At the same time, it temporarily demoralized Yudhisthira. He did not seek to indulge in adventures that could have catastrophic consequences to fulfill an ambition. Finally, a combination of his ambition, Pandu’s wish, the confidence of his subjects and ministers, the ability of his brothers, and the divine approval of Srikrishna and sages made Yudhisthira give ascent to perform Rajasuya. The preparations started.

The path of this decision to perform Rajasuya is worthy of understanding. Firstly, there is a divine message. It is Devarshi Narada who, on his own, appears to seed the thought. Narada requires an opportune time.

The Pandavas had already gone through a round of fire and established themselves as worthy princes in every way. In valour, righteousness, austerity, conduct and knowledge they were exemplary. In addition, they had created a kingdom overpowering even the heavenly forces.

That is a great metaphor for their ability to create a new world. Divinity was on their side beyond the heavenly forces. Hence, Yudhisthira, their exemplary representative, most deserved to perform the Rajasuya.

They may have earned it in their journey. They may have divinity on their side. There must be a personal dimension to it. Space for that has to be created by personal orientations. Yudhishtira’s personal orientation was Truth, Dharma and the great tradition of Kuruvamsha. King Harishchandra was an embodiment of both from the past.

No wonder Yudhishtira chose to be curious of his presence in Indra Sabha. That touched an aspect of Yudhisthira’s core. Being next to Harischandra is to achieve excellence in those aspects that he desired most. Yudhishthira mentally sought to belong to the tradition of Harishchandra.

However, there is a physical and emotional lineage to which he belonged to fundamentally. It is the lineage and tradition of Kuruvamsha. The tradition spoke to him through King Pandu. Lineage and ancestry always creates a greater sense of purpose, sometimes more than the personal. Without fulfilling the ancestral debt, Purushartha sadhana is near impossible.

These emotional factors created a space in Yudhisthira that Divinity could occupy. It is from here that he could leap towards a bigger purpose. It is Pandu’s wish and Harishchandra’s glory that churned Yudhishthira to seriously consider performing Rajasuya.

With the inner world now firmly seeking glory, it is the outer world that had to consent. Yudhisthira had many concentric worlds outside of him. His many rounds of consultation hold a mirror to what Tradition expected from great Kings.

Through his consultations Yudhishthira not only overcame his self-doubts but also rallied around the entire ecosystem towards the cause. There was now a stake in it for everybody.
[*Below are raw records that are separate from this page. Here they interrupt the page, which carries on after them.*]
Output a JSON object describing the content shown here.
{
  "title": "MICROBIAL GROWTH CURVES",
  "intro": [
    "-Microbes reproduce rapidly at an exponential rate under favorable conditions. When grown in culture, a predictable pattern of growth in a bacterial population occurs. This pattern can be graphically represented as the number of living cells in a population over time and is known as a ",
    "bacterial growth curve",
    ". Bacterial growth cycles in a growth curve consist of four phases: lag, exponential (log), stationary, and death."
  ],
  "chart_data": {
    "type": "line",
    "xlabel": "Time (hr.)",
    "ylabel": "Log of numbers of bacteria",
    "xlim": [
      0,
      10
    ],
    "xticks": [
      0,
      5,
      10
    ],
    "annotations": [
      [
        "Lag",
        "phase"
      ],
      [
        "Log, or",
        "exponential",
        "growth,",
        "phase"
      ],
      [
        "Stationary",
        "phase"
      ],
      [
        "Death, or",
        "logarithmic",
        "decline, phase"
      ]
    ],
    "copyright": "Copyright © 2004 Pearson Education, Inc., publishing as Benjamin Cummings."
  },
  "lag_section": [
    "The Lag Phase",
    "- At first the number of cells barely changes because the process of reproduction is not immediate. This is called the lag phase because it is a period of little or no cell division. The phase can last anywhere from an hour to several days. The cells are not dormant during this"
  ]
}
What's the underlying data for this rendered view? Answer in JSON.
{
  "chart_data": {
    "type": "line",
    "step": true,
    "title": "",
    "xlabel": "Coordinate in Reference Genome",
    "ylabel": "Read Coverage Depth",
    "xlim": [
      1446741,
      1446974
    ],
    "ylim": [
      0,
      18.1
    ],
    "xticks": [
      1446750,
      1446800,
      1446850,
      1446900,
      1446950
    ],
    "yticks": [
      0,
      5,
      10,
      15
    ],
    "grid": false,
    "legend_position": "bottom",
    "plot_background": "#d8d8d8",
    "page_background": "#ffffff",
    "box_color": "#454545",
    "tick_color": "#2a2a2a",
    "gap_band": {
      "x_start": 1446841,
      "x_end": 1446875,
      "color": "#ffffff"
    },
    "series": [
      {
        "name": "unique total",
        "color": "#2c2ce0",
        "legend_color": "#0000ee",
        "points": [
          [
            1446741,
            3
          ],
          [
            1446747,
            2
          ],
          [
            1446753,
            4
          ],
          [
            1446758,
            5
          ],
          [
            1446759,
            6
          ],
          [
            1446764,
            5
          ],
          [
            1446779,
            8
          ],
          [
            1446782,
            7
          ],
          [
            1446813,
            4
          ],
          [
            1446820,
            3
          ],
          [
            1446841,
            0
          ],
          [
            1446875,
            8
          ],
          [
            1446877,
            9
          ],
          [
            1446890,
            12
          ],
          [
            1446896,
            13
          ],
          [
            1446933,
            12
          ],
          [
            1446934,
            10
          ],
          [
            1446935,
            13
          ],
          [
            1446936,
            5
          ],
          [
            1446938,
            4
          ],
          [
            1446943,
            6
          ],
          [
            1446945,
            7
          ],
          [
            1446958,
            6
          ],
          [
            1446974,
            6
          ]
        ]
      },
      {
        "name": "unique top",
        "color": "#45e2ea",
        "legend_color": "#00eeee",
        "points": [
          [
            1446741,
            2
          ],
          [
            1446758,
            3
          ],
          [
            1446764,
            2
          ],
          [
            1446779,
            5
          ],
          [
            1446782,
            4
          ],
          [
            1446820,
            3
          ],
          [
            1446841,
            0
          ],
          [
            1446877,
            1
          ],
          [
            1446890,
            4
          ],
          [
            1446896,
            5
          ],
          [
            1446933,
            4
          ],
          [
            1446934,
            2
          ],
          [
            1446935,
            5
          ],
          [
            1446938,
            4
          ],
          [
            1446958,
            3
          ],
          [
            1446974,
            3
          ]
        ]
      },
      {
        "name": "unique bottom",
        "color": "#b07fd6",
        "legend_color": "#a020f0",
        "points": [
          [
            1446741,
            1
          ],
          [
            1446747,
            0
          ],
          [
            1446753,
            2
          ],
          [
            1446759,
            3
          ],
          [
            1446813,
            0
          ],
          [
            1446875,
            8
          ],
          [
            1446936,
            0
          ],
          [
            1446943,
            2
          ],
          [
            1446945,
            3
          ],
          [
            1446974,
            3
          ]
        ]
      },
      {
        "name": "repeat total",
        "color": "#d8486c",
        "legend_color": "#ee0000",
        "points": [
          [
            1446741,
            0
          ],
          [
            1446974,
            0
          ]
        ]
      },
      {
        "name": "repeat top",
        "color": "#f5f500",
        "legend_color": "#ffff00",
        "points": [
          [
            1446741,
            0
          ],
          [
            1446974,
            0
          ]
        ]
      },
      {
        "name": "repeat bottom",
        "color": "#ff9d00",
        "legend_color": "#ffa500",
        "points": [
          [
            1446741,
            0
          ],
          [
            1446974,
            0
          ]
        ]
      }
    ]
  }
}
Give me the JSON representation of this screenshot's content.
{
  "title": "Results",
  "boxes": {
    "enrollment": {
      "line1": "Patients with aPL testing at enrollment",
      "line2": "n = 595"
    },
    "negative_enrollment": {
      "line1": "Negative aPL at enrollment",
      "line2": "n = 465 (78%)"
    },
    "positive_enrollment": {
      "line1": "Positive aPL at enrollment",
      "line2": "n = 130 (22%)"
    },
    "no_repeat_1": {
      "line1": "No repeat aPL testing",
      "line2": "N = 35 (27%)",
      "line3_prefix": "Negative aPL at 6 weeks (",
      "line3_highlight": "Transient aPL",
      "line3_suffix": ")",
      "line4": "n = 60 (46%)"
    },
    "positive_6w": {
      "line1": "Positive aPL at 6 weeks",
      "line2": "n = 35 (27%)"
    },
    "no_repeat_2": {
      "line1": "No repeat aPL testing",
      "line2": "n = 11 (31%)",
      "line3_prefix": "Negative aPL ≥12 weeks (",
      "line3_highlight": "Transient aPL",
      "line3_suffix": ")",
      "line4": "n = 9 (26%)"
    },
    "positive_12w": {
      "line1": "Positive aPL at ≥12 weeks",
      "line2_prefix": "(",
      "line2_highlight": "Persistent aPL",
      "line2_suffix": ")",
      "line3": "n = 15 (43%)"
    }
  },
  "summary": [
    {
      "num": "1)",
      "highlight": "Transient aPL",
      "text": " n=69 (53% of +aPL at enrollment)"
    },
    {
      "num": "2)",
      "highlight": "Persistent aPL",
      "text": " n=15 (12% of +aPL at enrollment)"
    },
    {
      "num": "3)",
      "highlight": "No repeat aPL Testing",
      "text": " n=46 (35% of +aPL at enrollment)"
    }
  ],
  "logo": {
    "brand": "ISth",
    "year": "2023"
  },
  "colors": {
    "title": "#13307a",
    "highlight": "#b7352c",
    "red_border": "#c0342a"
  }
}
Finally, extraordinary feats require a greater sense of purpose in the present. Personal ambition, one’s deserving and one’s readiness are not enough. A deep problem in the present ought to be solved. That must serve the cause of Dharma significantly.

Rajasuya ought to be performed for Dharmasamsthapana and Lokasangraha. Divinity follows such a purpose. Srikrishna establishes these elements for the Rajasuya to be performed.

The deserving must perform Rajasuya. If a Yudhishthira does not perform Rajasuya, a Jarasandha reigns supreme. Yudhishthira just needed to be convinced that there was a purpose bigger than his ambition to perform Rajasuya and that he had the ability to do so, apart from Divinity being on his side.

In summary, we must carry our purpose with the purpose of the universe. If that is right, Divinity will recognize it. With perseverance, it becomes a Divine purpose.